Bush junior prétendait qu’un nouveau président disposait de cent jours pour faire adopter des réformes « fondatrices ». Après c’est trop tard. C’est ce que Nicolas Sarkozy avait compris en faisant voter à l’été 2007 la loi TEPA par le Parlement.
Pendant cette période, encore auréolé de sa victoire, le Président se trouve en position de force ; sa majorité obéit au doigt et à l’œil ; l’opinion suit ; les sondages sont au zénith. C’est « l’état de grâce », cher à François Mitterrand. Mais, dès qu’arrive septembre, les premiers grognements apparaissent. Les difficultés se multiplient : augmentation des prix, progression du chômage, arrivée des feuilles d’impôts locaux font que ce « citoyen-consommateur-électeur » commence à trouver d’avantage de défauts que de qualités à la nouvelle équipe.

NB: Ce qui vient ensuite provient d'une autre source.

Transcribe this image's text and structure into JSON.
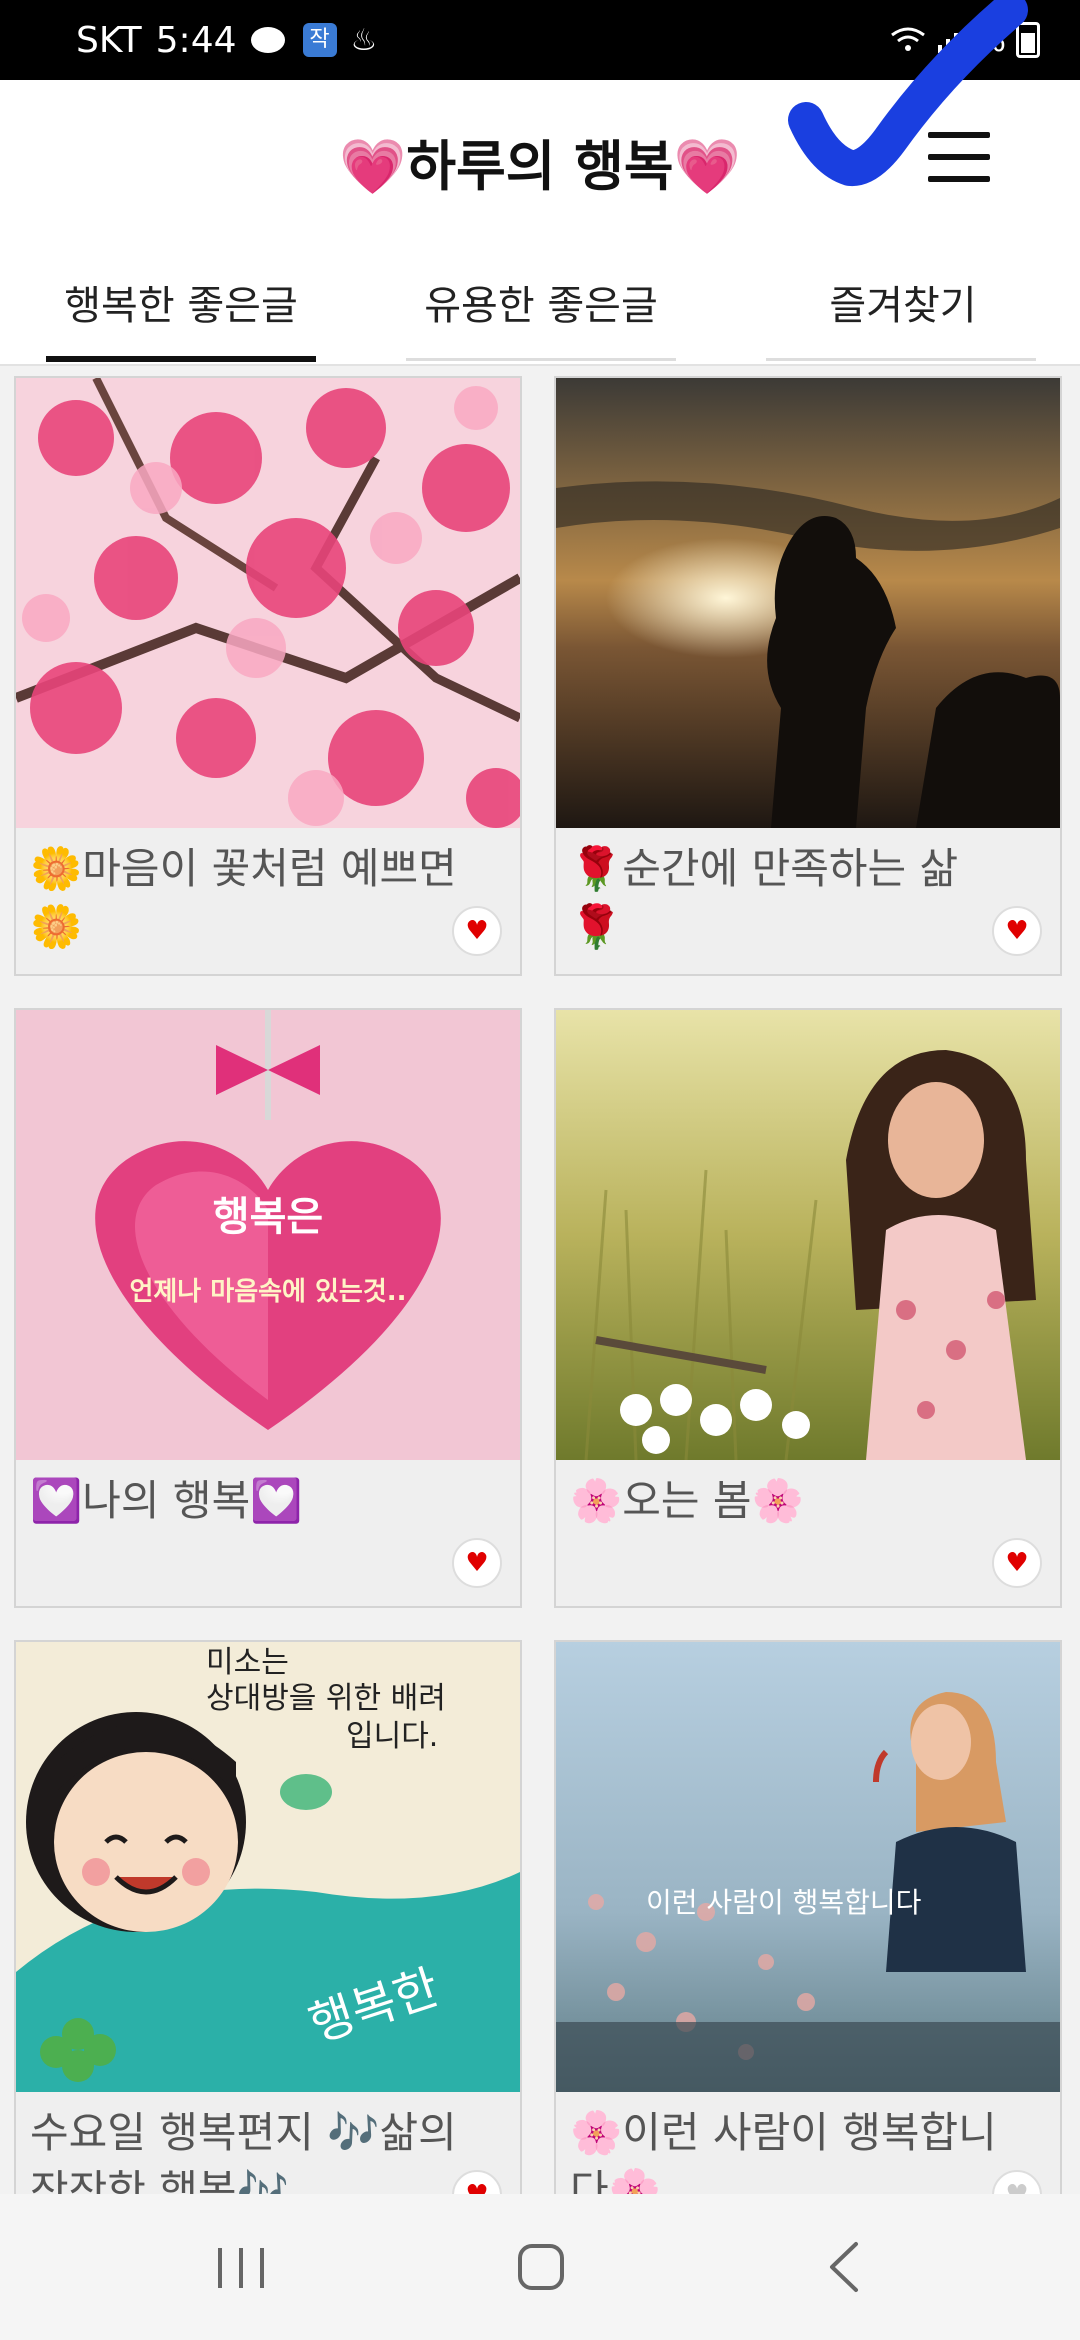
{
  "status_bar": {
    "carrier": "SKT",
    "time": "5:44",
    "app_badge": "작",
    "battery_text": "%"
  },
  "header": {
    "title": "💗하루의 행복💗"
  },
  "tabs": [
    {
      "label": "행복한 좋은글",
      "active": true
    },
    {
      "label": "유용한 좋은글",
      "active": false
    },
    {
      "label": "즐겨찾기",
      "active": false
    }
  ],
  "cards": [
    {
      "title": "🌼마음이 꽃처럼 예쁘면🌼",
      "image": "magnolia-blossoms"
    },
    {
      "title": "🌹순간에 만족하는 삶🌹",
      "image": "sunset-silhouette"
    },
    {
      "title": "💟나의 행복💟",
      "image": "pink-heart-jewel",
      "image_text_1": "행복은",
      "image_text_2": "언제나 마음속에 있는것.."
    },
    {
      "title": "🌸오는 봄🌸",
      "image": "woman-in-field"
    },
    {
      "title": "수요일 행복편지 🎶삶의 잔잔한 행복🎶",
      "image": "smiling-girl-cartoon",
      "image_text_1": "미소는",
      "image_text_2": "상대방을 위한 배려",
      "image_text_3": "입니다.",
      "image_text_4": "행복한"
    },
    {
      "title": "🌸이런 사람이 행복합니다🌸",
      "image": "woman-with-flower",
      "image_text_1": "이런 사람이 행복합니다"
    }
  ],
  "icons": {
    "menu": "hamburger-menu-icon",
    "favorite": "heart-icon",
    "nav_recent": "recent-apps-icon",
    "nav_home": "home-icon",
    "nav_back": "back-icon"
  },
  "colors": {
    "accent_heart": "#e00000",
    "checkmark": "#1a3fe0",
    "tab_active": "#111111"
  }
}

Celle-ci, subitement paralysée par des sondages en baisse, devient circonspecte. De plus en plus hésitante à lancer des réformes susceptibles de braquer les parlementaires et l’opinion. Alors on ne fait plus rien ou plus exactement les ambitions des différents projets de loi sont revues à la baisse. Aux grandes annonces de la campagne électorale succèdent au Parlement des textes suffisamment amendés pour perdre leur saveur initiale, tant le Gouvernement est préoccupé d’éviter les écueils et, tout particulièrement les remous au sein de sa majorité.
C’est ce qui attend certainement le tandem Hollande-Ayrault. Faute d’avoir utilisé la session extraordinaire de juillet – qu’il était possible de prolonger en août et en septembre – pour foncer et imposer les projets de loi les plus marquants (création d’une banque publique, réforme du secteur bancaire, fin du cumul des mandats, « Acte III de la décentralisation »…), le Gouvernement a préféré jouer les petits bras en se contentant de faire voter une loi « technique »(loi de finances rectificative) indispensable pour respecter l’objectif d’un déficit public contenu à 4,5% du PIB à la fin de l’année et une loi « sociétale » imposée par le Conseil constitutionnel qui tenait à ce que cette incrimination fût précisée. S’il avait été réélu, Nicolas Sarkozy aurait été contraint de faire adopter ces deux textes à peu près dans les mêmes termes. Où se trouve la différence alors ? Les électeurs socialistes les plus lucides seront enclins à considérer qu’il n’y en a pas…
En tout cas c’est l’avis de Jean-Luc Mélenchon qui estime que « ce fut une session du temps perdu. Cent jours pour presque rien ». Difficile de contester son diagnostic : « Après dix ans la gauche revient au pouvoir et tout ce qu’il y aurait à faire, ce serait un collectif budgétaire et une loi sur le harcèlement sexuel ? » Il est vrai également que « l’atermoiement continu laisse les mains libres à la finance ! » Il y a des vérités qui gagnent à être dites par un « proche » de l’intéressé : « Hollande est un social libéral comme ceux qui ont conduits au désastres grec, espagnol et portugais. »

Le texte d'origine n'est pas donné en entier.